Jane still hopes to fix the navigation, while Adam aims to cultivate a hybrid of marijuana and blueberries. The local community is spiced up a bit by a few chickens and a genuine goat, so at least the astronauts have eggs and milk for a long time. Among other pastimes are dancing to favorite music, classic movie nights with popcorn, and improvised dialogues with what remains of the deceased colleague (basically a skeleton in a spacesuit).
Everything changes when Adam suggests to Jane that they sleep together. Considering the slim chances of returning to their significant others—and it’s not certain whether they have decided to move on—this step seems logical and justified. Jane tries to weigh all the pros and cons before making a decision, but whatever she decides, the sex promises to be otherworldly.

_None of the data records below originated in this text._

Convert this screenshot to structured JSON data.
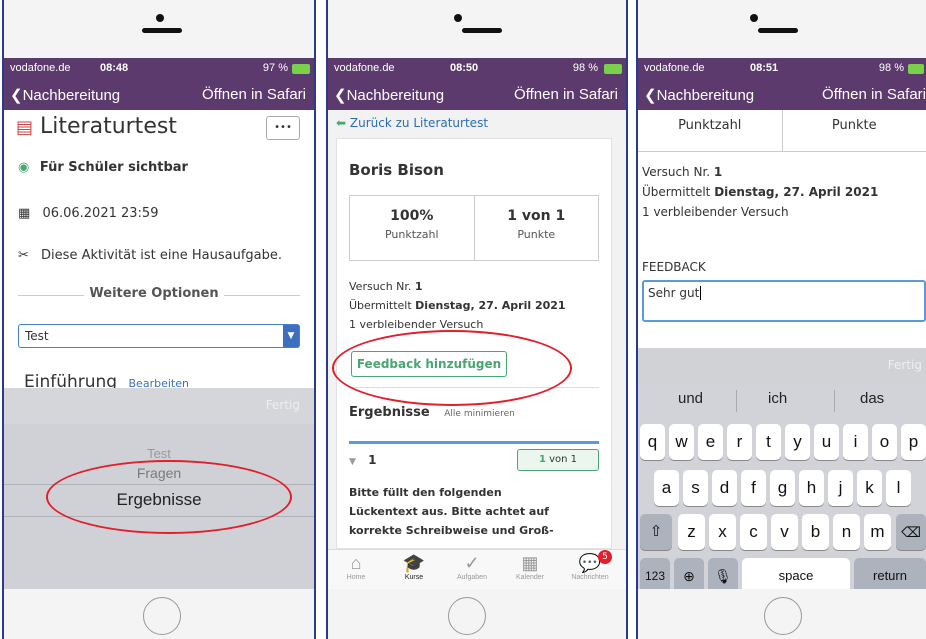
{
  "phone1": {
    "status": {
      "carrier": "vodafone.de",
      "time": "08:48",
      "battery": "97 %"
    },
    "nav": {
      "back": "Nachbereitung",
      "safari": "Öffnen in Safari"
    },
    "title": "Literaturtest",
    "more": "•••",
    "visible": "Für Schüler sichtbar",
    "date": "06.06.2021 23:59",
    "homework": "Diese Aktivität ist eine Hausaufgabe.",
    "more_options": "Weitere Optionen",
    "select_value": "Test",
    "intro": "Einführung",
    "edit": "Bearbeiten",
    "done": "Fertig",
    "picker": [
      "Test",
      "Fragen",
      "Ergebnisse"
    ]
  },
  "phone2": {
    "status": {
      "carrier": "vodafone.de",
      "time": "08:50",
      "battery": "98 %"
    },
    "nav": {
      "back": "Nachbereitung",
      "safari": "Öffnen in Safari"
    },
    "back_link": "Zurück zu Literaturtest",
    "student": "Boris Bison",
    "score_pct": "100%",
    "score_pct_label": "Punktzahl",
    "score_pts": "1 von 1",
    "score_pts_label": "Punkte",
    "attempt_label": "Versuch Nr.",
    "attempt_no": "1",
    "submitted_label": "Übermittelt",
    "submitted_date": "Dienstag, 27. April 2021",
    "remaining": "1 verbleibender Versuch",
    "feedback_button": "Feedback hinzufügen",
    "results": "Ergebnisse",
    "collapse_all": "Alle minimieren",
    "q_no": "1",
    "q_score_bold": "1",
    "q_score_rest": "von 1",
    "q_text": "Bitte füllt den folgenden Lückentext aus. Bitte achtet auf korrekte Schreibweise und Groß- und Kleinschreibung.",
    "tabs": [
      "Home",
      "Kurse",
      "Aufgaben",
      "Kalender",
      "Nachrichten"
    ],
    "badge": "5"
  },
  "phone3": {
    "status": {
      "carrier": "vodafone.de",
      "time": "08:51",
      "battery": "98 %"
    },
    "nav": {
      "back": "Nachbereitung",
      "safari": "Öffnen in Safari"
    },
    "col1": "Punktzahl",
    "col2": "Punkte",
    "attempt_label": "Versuch Nr.",
    "attempt_no": "1",
    "submitted_label": "Übermittelt",
    "submitted_date": "Dienstag, 27. April 2021",
    "remaining": "1 verbleibender Versuch",
    "feedback_label": "FEEDBACK",
    "feedback_value": "Sehr gut",
    "done": "Fertig",
    "suggestions": [
      "und",
      "ich",
      "das"
    ],
    "row1": [
      "q",
      "w",
      "e",
      "r",
      "t",
      "y",
      "u",
      "i",
      "o",
      "p"
    ],
    "row2": [
      "a",
      "s",
      "d",
      "f",
      "g",
      "h",
      "j",
      "k",
      "l"
    ],
    "row3": [
      "z",
      "x",
      "c",
      "v",
      "b",
      "n",
      "m"
    ],
    "key123": "123",
    "space": "space",
    "return": "return"
  }
}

Initially, “If You Were the Last” seems frighteningly similar to another recent release of the week, “Love by Challenge.” However, the material here is clearly more mainstream, but that doesn’t negate the fact of the same intimacy, the same two characters on screen, their endless conversations, and slow maturation towards sex. However, this analogy quickly fades away as Christian Mercado’s debut film is devoid of drama and aimed at leisurely spending time in front of the screen.
Unlike the dramedy with Emma Thompson, Mercado’s film relies not on dialogue richness but on playful storytelling energy, where there are fun, great companionship, ultimately, love, but no despair, regret, or tears.
Although the heroes find themselves in a truly dire situation, akin to Jim and Aurora in “Passengers” by Morten Tyldum, or Tony Stark and Nebula, when we’ve already mentioned Marvel, this is not a reason for sorrow. Essentially, we have a utopia here, a fairy-tale fantastical adventure, as far removed from reality as the main characters are from home. And such an approach sets a very positive tone.
The atmosphere is reinforced by a nostalgic 80s vibe, manifested in frames bathed in neon rays and techniques from the analog era—from music players to the on-board computer with a corresponding image on the screen.
The science fiction element here exists purely as a backdrop for a romantic story, and the space adventure itself is a screaming conventionality. While watching, numerous logical questions may arise (where did the goat come from, for example), but it’s better to leave the “odd one out syndrome” outside the cinema. Because what to expect from a film where space flight scenes are done in the style of children’s cartoons, and the space shuttle and planets around it are nothing more than papier-mâché products.
Anthony Mackie and Zoe Chao, who shone exactly a year ago in the rom-com “Between You and Me,” make a charming screen duo and deliver several dance numbers they shouldn’t be ashamed of.
His Adam is inclined towards country music, prefers to watch “Casablanca,” and has never seen “Alien” by Ridley Scott. Her Jane can’t imagine life without Lionel Richie’s songs, offers “Die Hard” instead of “Casablanca” (“I need Hans Gruber!” she cries), and promises herself never to eat chicken eggs again if she returns to Earth.
Together they discuss “The Martian,” play chess, goof around, fall in love, projecting this optimistic mood onto the audience. And this couple even reminds (hmm, where have we heard this before?) of the latest Mr. and Mrs. Smith, with the female characters even sharing names.
“But.” Everything good said about the film above applies only to the first hour of the runtime. After a momentous plot twist that turns everything upside down, there’s no trace left of the initial magic and charm. The final act significantly disrupts the atmosphere and the established mood, slows down the energetic pace, and ruins the overall impression. It exists solely to logically and predictably conclude the story.
But overall, “If You Were the Last” deserves to be chosen for viewing on one of the evenings with your significant other. It’s a sufficiently fun, energetic, and undoubtedly stylish romantic comedy that interestingly represents the genre and once again reminds us that “Alien” is a masterpiece of love that will surely prevail.
“It You Were the Last” is unlikely to be added to the “favorites” folder for repeat viewings in space travel. However, for a one-time earthly viewing, the film deserves attention.